Setelah semua beres, aku kembali ke dapur menyiapkan sarapan untuk ibu. Kini saatnya memandikan dan menyuapi Ibu sarapan bubur.
Selama setahun ini memang aku lebih banyak mengurus ibu. Namun aku tak pernah mengeluh. Karena ibu begitu baik dan menyayangiku. Aku merasa seakan merawat ibuku sendiri.
"Dewa, ibu keberatan jika Liana tinggal di sini sebelum kalian menikah. Tidak baik di lihat orang."
Aku kembali berhenti di depan pintu ketika hendak membawakan bubur ke kamar ibu. Sepertinya Ibu dan Mas Dewa sedang berbicara serius.
"Secepatnya kami akan menikah, Bu."
"Kenapa tidak tunggu setelah menikah saja?" pinta ibu lagi.
"Sudahlah, Ibu sama saja dengan Zahra. Tidak bisa melihat aku bahagia. Aku ini capek bekerja, Bu. Kalau Liana ada di rumah ini, aku semangat jika hendak pulang ke rumah."
Apa dia bilang? Jadi selama ini dia tidak pernah semangat jika pulang? Pantas saja Mas Dewa sering sekali pulang larut malam selama ini. Bahkan tak jarang hampir pagi.
Lagi-lagi hatiku mencelos. Menyadari diriku yang kadang lupa untuk merias diri saat Mas Dewa pulang.
Aku mengetuk pintu ketika mereka sudah tak membahas Liana. Sepertinya Ibu tak berhasil mengingatkan Mas Dewa.
"Ibu, mau makan atau mandi dulu?" tanyaku seraya menyiapkan pakaian bersih untuk Ibu.
"Mandi dulu saja, Zahra."
"Ke kamar mandi, yuk!"
Ibu hanya pasrah saat aku membantunya untuk duduk di kursi roda. Kemudian membawanya ke kamar mandi. Sementara Mas Dewa memperhatikan kami dari sudut kamar. Entah apa yang dia pikirkan. Selama ini suamiku itu tak pernah mau tahu bagaimana merawat ibu. Karena jika hari libur seperti ini biasanya dia jarang di rumah, atau sibuk dengan ponselnya.

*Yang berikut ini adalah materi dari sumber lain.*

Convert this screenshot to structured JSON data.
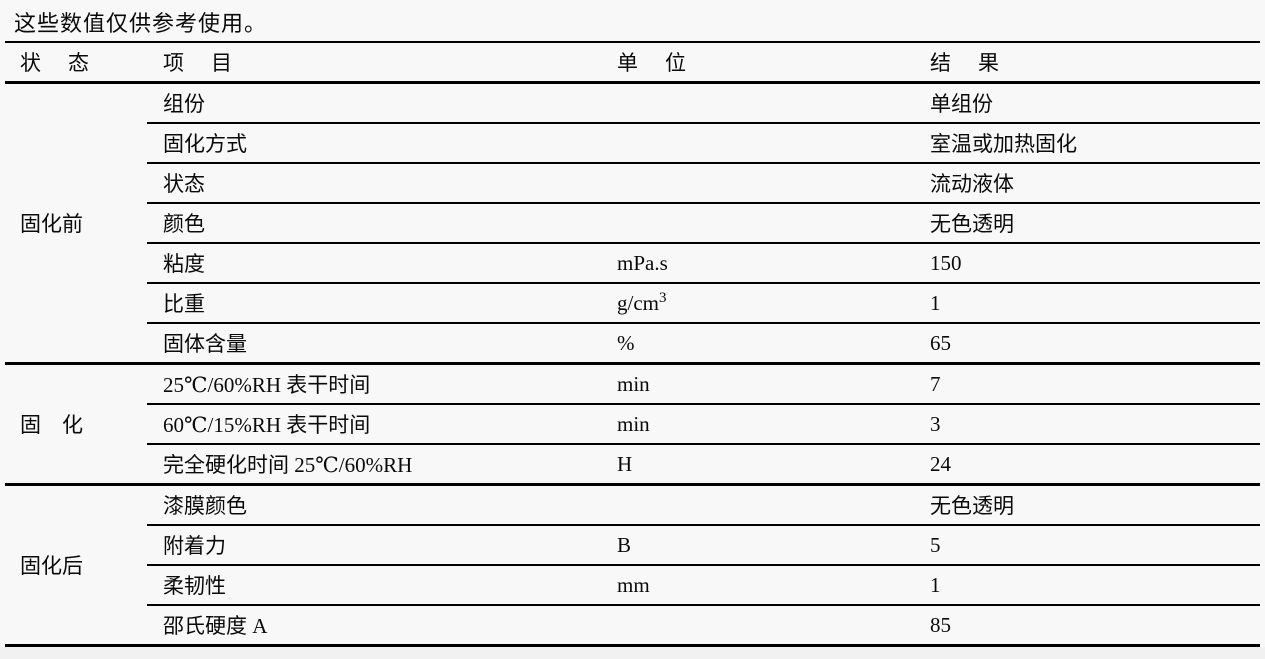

Aku semakin terheran menemukan Mas Dewa masih berada di kamar ibu saat kami keluar dari kamar mandi. Sesekali suamiku itu menatapku dengan tatapan seakan tidak percaya. Aneh. Hampir setahun aku merawat ibu, baru kali ini Mas Dewa seperti ini.
Dengan telaten aku memakaikan pakaian juga diapers untuk Ibu. Wanita yang tampak jauh lebih tua dari usianya itu mengernyitkan dahinya padaku setelah melirik pada anak laki-lakinya. Seolah bertanya tentang sikap Mas Dewa yang tidak seperti biasanya.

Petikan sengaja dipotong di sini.